Russian Band Turns Serbia’s Kosovo ‘Tragedy’ Into Song

Russian heavy metal band Kipelov, well known for its ardent Russian nationalism, has come up with a song about Serbia's 'tragedy' in Kosovo.

Kipelov band. Photo:

Russian heavy metal band Kipelov and its frontman, Valery Kipelov, have come up with a song about Serbia’s loss of the former province of Kosovo, dwelling on the historic Battle of Kosovo in 1389 [between a Serbian prince and the Ottomans] and NATO’s bombing of Serbia in the 1990s – which led to Kosovo’s independence.

“I was struck by the theme of the tragedy of the Slav nation. It is interesting that this is an experiment: earlier, the music would come first, but this time the lyrics came first,” Kipelov wrote on the band’s YouTube channel.

The writer of the lyrics, Margarita Pushkina, said that “world history is a great manipulator that plays with our imagination.

“Words about Serbia’s national tragedy are put together in the text of the poem,” Pushkina wrote on Kipelov’s YouTube channel.

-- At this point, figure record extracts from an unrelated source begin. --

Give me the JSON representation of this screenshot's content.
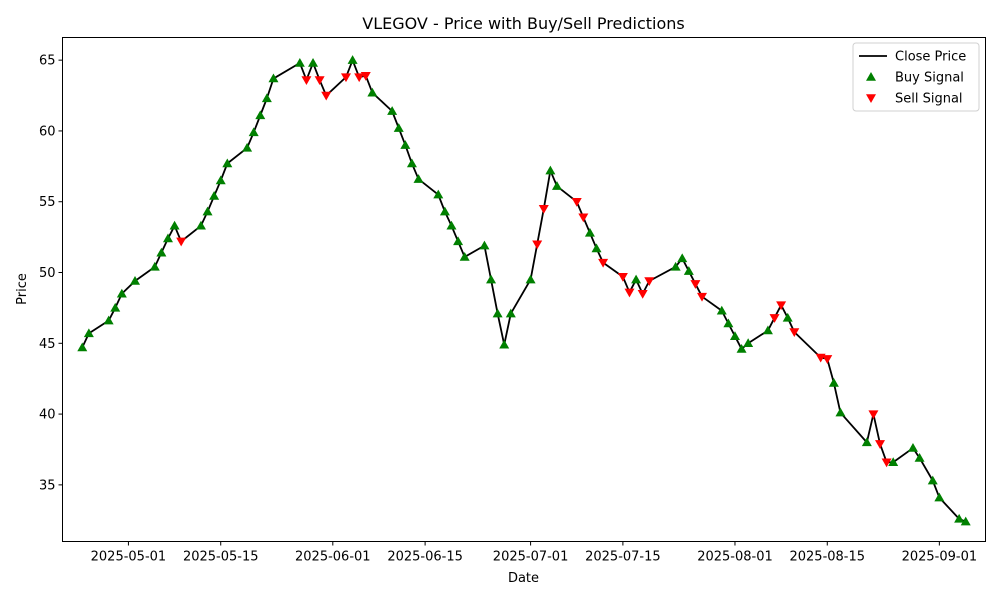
{
  "chart_data": {
    "type": "line",
    "title": "VLEGOV - Price with Buy/Sell Predictions",
    "xlabel": "Date",
    "ylabel": "Price",
    "xlim": [
      "2025-04-21",
      "2025-09-08"
    ],
    "ylim": [
      31.0,
      66.6
    ],
    "x_ticks": [
      "2025-05-01",
      "2025-05-15",
      "2025-06-01",
      "2025-06-15",
      "2025-07-01",
      "2025-07-15",
      "2025-08-01",
      "2025-08-15",
      "2025-09-01"
    ],
    "y_ticks": [
      35,
      40,
      45,
      50,
      55,
      60,
      65
    ],
    "grid": false,
    "legend": {
      "position": "top-right",
      "entries": [
        {
          "label": "Close Price",
          "kind": "line"
        },
        {
          "label": "Buy Signal",
          "kind": "triangle-up"
        },
        {
          "label": "Sell Signal",
          "kind": "triangle-down"
        }
      ]
    },
    "colors": {
      "line": "#000000",
      "buy": "#008000",
      "sell": "#ff0000"
    },
    "series": [
      {
        "name": "Close Price",
        "points": [
          [
            "2025-04-24",
            44.7,
            "buy"
          ],
          [
            "2025-04-25",
            45.7,
            "buy"
          ],
          [
            "2025-04-28",
            46.6,
            "buy"
          ],
          [
            "2025-04-29",
            47.5,
            "buy"
          ],
          [
            "2025-04-30",
            48.5,
            "buy"
          ],
          [
            "2025-05-02",
            49.4,
            "buy"
          ],
          [
            "2025-05-05",
            50.4,
            "buy"
          ],
          [
            "2025-05-06",
            51.4,
            "buy"
          ],
          [
            "2025-05-07",
            52.4,
            "buy"
          ],
          [
            "2025-05-08",
            53.3,
            "buy"
          ],
          [
            "2025-05-09",
            52.2,
            "sell"
          ],
          [
            "2025-05-12",
            53.3,
            "buy"
          ],
          [
            "2025-05-13",
            54.3,
            "buy"
          ],
          [
            "2025-05-14",
            55.4,
            "buy"
          ],
          [
            "2025-05-15",
            56.5,
            "buy"
          ],
          [
            "2025-05-16",
            57.7,
            "buy"
          ],
          [
            "2025-05-19",
            58.8,
            "buy"
          ],
          [
            "2025-05-20",
            59.9,
            "buy"
          ],
          [
            "2025-05-21",
            61.1,
            "buy"
          ],
          [
            "2025-05-22",
            62.3,
            "buy"
          ],
          [
            "2025-05-23",
            63.7,
            "buy"
          ],
          [
            "2025-05-27",
            64.8,
            "buy"
          ],
          [
            "2025-05-28",
            63.6,
            "sell"
          ],
          [
            "2025-05-29",
            64.8,
            "buy"
          ],
          [
            "2025-05-30",
            63.6,
            "sell"
          ],
          [
            "2025-05-31",
            62.5,
            "sell"
          ],
          [
            "2025-06-03",
            63.8,
            "sell"
          ],
          [
            "2025-06-04",
            65.0,
            "buy"
          ],
          [
            "2025-06-05",
            63.8,
            "sell"
          ],
          [
            "2025-06-06",
            63.9,
            "sell"
          ],
          [
            "2025-06-07",
            62.7,
            "buy"
          ],
          [
            "2025-06-10",
            61.4,
            "buy"
          ],
          [
            "2025-06-11",
            60.2,
            "buy"
          ],
          [
            "2025-06-12",
            59.0,
            "buy"
          ],
          [
            "2025-06-13",
            57.7,
            "buy"
          ],
          [
            "2025-06-14",
            56.6,
            "buy"
          ],
          [
            "2025-06-17",
            55.5,
            "buy"
          ],
          [
            "2025-06-18",
            54.3,
            "buy"
          ],
          [
            "2025-06-19",
            53.3,
            "buy"
          ],
          [
            "2025-06-20",
            52.2,
            "buy"
          ],
          [
            "2025-06-21",
            51.1,
            "buy"
          ],
          [
            "2025-06-24",
            51.9,
            "buy"
          ],
          [
            "2025-06-25",
            49.5,
            "buy"
          ],
          [
            "2025-06-26",
            47.1,
            "buy"
          ],
          [
            "2025-06-27",
            44.9,
            "buy"
          ],
          [
            "2025-06-28",
            47.1,
            "buy"
          ],
          [
            "2025-07-01",
            49.5,
            "buy"
          ],
          [
            "2025-07-02",
            52.0,
            "sell"
          ],
          [
            "2025-07-03",
            54.5,
            "sell"
          ],
          [
            "2025-07-04",
            57.2,
            "buy"
          ],
          [
            "2025-07-05",
            56.1,
            "buy"
          ],
          [
            "2025-07-08",
            55.0,
            "sell"
          ],
          [
            "2025-07-09",
            53.9,
            "sell"
          ],
          [
            "2025-07-10",
            52.8,
            "buy"
          ],
          [
            "2025-07-11",
            51.7,
            "buy"
          ],
          [
            "2025-07-12",
            50.7,
            "sell"
          ],
          [
            "2025-07-15",
            49.7,
            "sell"
          ],
          [
            "2025-07-16",
            48.6,
            "sell"
          ],
          [
            "2025-07-17",
            49.5,
            "buy"
          ],
          [
            "2025-07-18",
            48.5,
            "sell"
          ],
          [
            "2025-07-19",
            49.4,
            "sell"
          ],
          [
            "2025-07-23",
            50.4,
            "buy"
          ],
          [
            "2025-07-24",
            51.0,
            "buy"
          ],
          [
            "2025-07-25",
            50.1,
            "buy"
          ],
          [
            "2025-07-26",
            49.2,
            "sell"
          ],
          [
            "2025-07-27",
            48.3,
            "sell"
          ],
          [
            "2025-07-30",
            47.3,
            "buy"
          ],
          [
            "2025-07-31",
            46.4,
            "buy"
          ],
          [
            "2025-08-01",
            45.5,
            "buy"
          ],
          [
            "2025-08-02",
            44.6,
            "buy"
          ],
          [
            "2025-08-03",
            45.0,
            "buy"
          ],
          [
            "2025-08-06",
            45.9,
            "buy"
          ],
          [
            "2025-08-07",
            46.8,
            "sell"
          ],
          [
            "2025-08-08",
            47.7,
            "sell"
          ],
          [
            "2025-08-09",
            46.8,
            "buy"
          ],
          [
            "2025-08-10",
            45.8,
            "sell"
          ],
          [
            "2025-08-14",
            44.0,
            "sell"
          ],
          [
            "2025-08-15",
            43.9,
            "sell"
          ],
          [
            "2025-08-16",
            42.2,
            "buy"
          ],
          [
            "2025-08-17",
            40.1,
            "buy"
          ],
          [
            "2025-08-21",
            38.0,
            "buy"
          ],
          [
            "2025-08-22",
            40.0,
            "sell"
          ],
          [
            "2025-08-23",
            37.9,
            "sell"
          ],
          [
            "2025-08-24",
            36.6,
            "sell"
          ],
          [
            "2025-08-25",
            36.6,
            "buy"
          ],
          [
            "2025-08-28",
            37.6,
            "buy"
          ],
          [
            "2025-08-29",
            36.9,
            "buy"
          ],
          [
            "2025-08-31",
            35.3,
            "buy"
          ],
          [
            "2025-09-01",
            34.1,
            "buy"
          ],
          [
            "2025-09-04",
            32.6,
            "buy"
          ],
          [
            "2025-09-05",
            32.4,
            "buy"
          ]
        ]
      }
    ]
  }
}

Kipelov is a Russian musician and head of the heavy metal band of the same name. An ardent nationalist, he supported Russia’s annexation of Crimea, and has performed at music festivals celebrating that event in Crimea.

In the comments section following the song about Kosovo, some written in Serbian thank “their brothers” the Russians.

Russia and Serbia have historically warm relations based on Slavic ethnic ties and common membership of the Orthodox Church.

Most Serbs perceive Moscow as one of their biggest allies, especially in the battle to prevent international recognition of the independence of the former province of Kosovo, which is mainly inhabited by Muslim Albanians.

Russia strongly condemned NATO intervention in Serbia and Kosovo in the late 1990s and Kosovo’s declaration of independence from Serbia in 2008.

It has since voted against the membership of Kosovo in international institutions in line with Belgrade’s wishes.

In turn, Serbia has refused to join Western sanctions on Russia for its perceived role in fomenting the conflict in Ukraine, despite calls from Brussels stating that Serbia – as an EU candidate country – needs to align its foreign policy with that of the union.